- Russian: Почти смешная история
- Written by: Emil Braginsky
- Directed by: Pyotr Fomenko
- Starring: Olga Antonova; Lyudmila Arinina; Mikhail Gluzsky;
- Music by: Sergey Nikitin Viktor Berkovsky
- Country of origin: Soviet Union
- Original language: Russian

Production
- Producer: Vladimir Predybailov
- Cinematography: Felix Kefchiyan
- Editor: G. Ilyukhina
- Running time: 140 min.
- Production company: Studio Ekran

Original release
- Release: July 27, 1977

= An Almost Funny Story =

An Almost Funny Story (Почти смешная история) is a 1977 Soviet two-part television film directed by Pyotr Fomenko.

== Plot ==
Two sisters, Taisia and Ilaria, arrive in the small historic town of Drevnegorsk on the Volga. The elder sister, Taisia, is an artist focused on her work, leaving all household responsibilities to her slightly eccentric, infantile younger sister, Ilaria. At the town's pier, they meet Viktor Meshkov, an engineer who offers to help carry their heavy suitcase. This encounter leads to a series of amusing events, sparking a friendship. The sisters and Viktor end up staying in the same hotel, where Viktor convinces the front desk to let the sisters occupy a colleague's room temporarily. Ilaria develops feelings for Viktor, even getting a new hairstyle to catch his eye, though he remains mostly focused on his work. Taisia disapproves of Ilaria's growing affection for Viktor, viewing it as a passing infatuation, but when she realizes Ilaria's feelings are deeper, she grows angry and confronts Viktor. Ilaria, however, sneaks out to see Viktor off at the train station.
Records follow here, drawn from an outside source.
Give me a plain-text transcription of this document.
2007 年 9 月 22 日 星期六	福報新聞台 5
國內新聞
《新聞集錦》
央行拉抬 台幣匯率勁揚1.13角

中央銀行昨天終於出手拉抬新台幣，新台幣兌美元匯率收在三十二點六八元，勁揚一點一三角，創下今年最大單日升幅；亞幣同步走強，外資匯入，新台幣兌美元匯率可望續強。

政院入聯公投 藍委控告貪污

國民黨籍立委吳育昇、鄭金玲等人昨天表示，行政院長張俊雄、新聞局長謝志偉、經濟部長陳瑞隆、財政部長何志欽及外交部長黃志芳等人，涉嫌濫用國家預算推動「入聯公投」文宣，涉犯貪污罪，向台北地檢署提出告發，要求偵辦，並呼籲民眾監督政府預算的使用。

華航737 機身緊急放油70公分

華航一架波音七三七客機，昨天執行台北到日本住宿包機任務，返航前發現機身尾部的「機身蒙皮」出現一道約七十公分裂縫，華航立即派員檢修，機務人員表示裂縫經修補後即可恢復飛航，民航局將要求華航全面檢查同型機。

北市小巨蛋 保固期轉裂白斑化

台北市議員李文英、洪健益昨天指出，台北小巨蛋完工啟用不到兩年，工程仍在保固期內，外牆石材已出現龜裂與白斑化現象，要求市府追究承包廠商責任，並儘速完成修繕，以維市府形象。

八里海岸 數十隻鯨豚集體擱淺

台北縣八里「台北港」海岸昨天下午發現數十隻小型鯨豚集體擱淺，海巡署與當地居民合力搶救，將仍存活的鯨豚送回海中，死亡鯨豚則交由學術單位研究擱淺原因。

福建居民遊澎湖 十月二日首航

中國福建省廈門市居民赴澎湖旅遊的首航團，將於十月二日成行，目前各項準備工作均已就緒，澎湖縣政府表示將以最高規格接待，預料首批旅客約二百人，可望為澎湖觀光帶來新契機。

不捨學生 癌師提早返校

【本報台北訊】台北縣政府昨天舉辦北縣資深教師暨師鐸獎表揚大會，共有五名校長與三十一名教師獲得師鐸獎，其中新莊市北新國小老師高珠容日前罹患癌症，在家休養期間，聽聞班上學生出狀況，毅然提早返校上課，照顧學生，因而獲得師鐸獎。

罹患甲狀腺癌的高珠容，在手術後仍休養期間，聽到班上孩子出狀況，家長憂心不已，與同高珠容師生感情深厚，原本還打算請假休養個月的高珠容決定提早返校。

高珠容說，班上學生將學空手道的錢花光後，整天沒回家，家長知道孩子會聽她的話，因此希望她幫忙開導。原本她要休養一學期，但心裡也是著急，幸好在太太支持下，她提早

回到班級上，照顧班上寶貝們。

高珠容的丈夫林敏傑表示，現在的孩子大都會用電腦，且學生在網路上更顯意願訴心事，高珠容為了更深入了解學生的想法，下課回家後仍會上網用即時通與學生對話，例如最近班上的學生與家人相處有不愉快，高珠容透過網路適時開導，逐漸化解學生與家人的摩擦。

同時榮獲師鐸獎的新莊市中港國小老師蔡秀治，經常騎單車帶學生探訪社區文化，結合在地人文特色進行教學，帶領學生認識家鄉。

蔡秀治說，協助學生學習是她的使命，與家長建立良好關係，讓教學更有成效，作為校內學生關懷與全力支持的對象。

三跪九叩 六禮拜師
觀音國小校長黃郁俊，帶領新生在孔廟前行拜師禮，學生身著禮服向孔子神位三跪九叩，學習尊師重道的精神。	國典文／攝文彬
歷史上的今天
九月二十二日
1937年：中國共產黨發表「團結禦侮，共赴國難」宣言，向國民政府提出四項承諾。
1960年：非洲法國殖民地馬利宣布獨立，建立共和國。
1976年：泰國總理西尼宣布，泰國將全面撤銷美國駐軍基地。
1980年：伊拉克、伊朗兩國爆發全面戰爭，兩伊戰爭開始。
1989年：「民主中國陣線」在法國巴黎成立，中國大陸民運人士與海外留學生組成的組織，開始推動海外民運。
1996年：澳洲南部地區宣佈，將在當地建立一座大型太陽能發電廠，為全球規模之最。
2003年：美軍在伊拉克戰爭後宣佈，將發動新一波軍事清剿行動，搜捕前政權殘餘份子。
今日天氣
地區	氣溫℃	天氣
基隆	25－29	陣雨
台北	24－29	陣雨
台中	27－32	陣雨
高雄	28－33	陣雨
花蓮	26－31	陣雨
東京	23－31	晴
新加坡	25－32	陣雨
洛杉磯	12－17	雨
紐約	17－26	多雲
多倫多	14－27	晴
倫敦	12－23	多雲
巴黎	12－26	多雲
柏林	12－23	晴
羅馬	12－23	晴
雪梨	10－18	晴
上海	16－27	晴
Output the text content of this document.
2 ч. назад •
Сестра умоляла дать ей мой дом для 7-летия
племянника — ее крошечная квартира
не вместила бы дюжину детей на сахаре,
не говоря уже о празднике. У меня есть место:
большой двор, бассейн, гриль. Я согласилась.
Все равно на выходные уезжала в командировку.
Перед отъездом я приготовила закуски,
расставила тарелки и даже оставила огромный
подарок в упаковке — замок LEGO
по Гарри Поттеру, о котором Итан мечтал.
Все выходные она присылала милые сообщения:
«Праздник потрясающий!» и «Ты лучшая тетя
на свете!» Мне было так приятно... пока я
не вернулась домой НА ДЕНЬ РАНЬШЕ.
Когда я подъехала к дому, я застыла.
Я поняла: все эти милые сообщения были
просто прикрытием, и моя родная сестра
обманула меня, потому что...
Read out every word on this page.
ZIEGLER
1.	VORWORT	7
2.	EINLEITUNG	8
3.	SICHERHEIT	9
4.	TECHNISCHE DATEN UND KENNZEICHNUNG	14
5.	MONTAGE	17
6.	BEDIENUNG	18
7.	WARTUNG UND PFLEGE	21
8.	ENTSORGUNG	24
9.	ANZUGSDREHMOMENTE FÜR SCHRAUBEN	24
Returning from his business trip, Viktor can't forget Ilaria, though his work and personal life—including his adult daughter Masha—keep him occupied. Meanwhile, Masha catches the interest of a quirky young man, Tolik, despite Viktor's initial irritation. During a chance encounter at a small station, Viktor and Ilaria see each other briefly but are unable to talk. Ilaria later visits Viktor in Moscow, upset that he hadn't tried to find her. After another separation, Viktor searches for her, stumbling upon Taisia's art exhibit, where he learns Ilaria's last name. He eventually invites Ilaria to meet, but a closed restaurant derails his plans. In a final, uncertain moment, Ilaria tells Viktor she'll soon leave for Drevnegorsk with her sister, returning after the November holidays. When she finally arrives back at Kazansky Station, Viktor is there to greet her, ready to carry her heavy suitcase once more, though its handle snaps again—a tender reminder of their first meeting.

== Cast==
- Olga Antonova as Illaria Pavlovna
- Lyudmila Arinina as Taisia Pavlovna, Illaria's sister
- Mikhail Gluzsky as Viktor Meshkov
- Valentin Gaft as fellow traveler on the train
- Maria Mironova as telegraph operator
- Svetlana Kharitonova as conductor
- Lyudmila Polyakova as a client at the hairdresser
- Boris Leskin as TV master

The songs are performed by Sergey Nikitin and Tatyana Nikitina.

== Production==
Filming took place in Yaroslavl, Plyos, Odessa, and Moscow.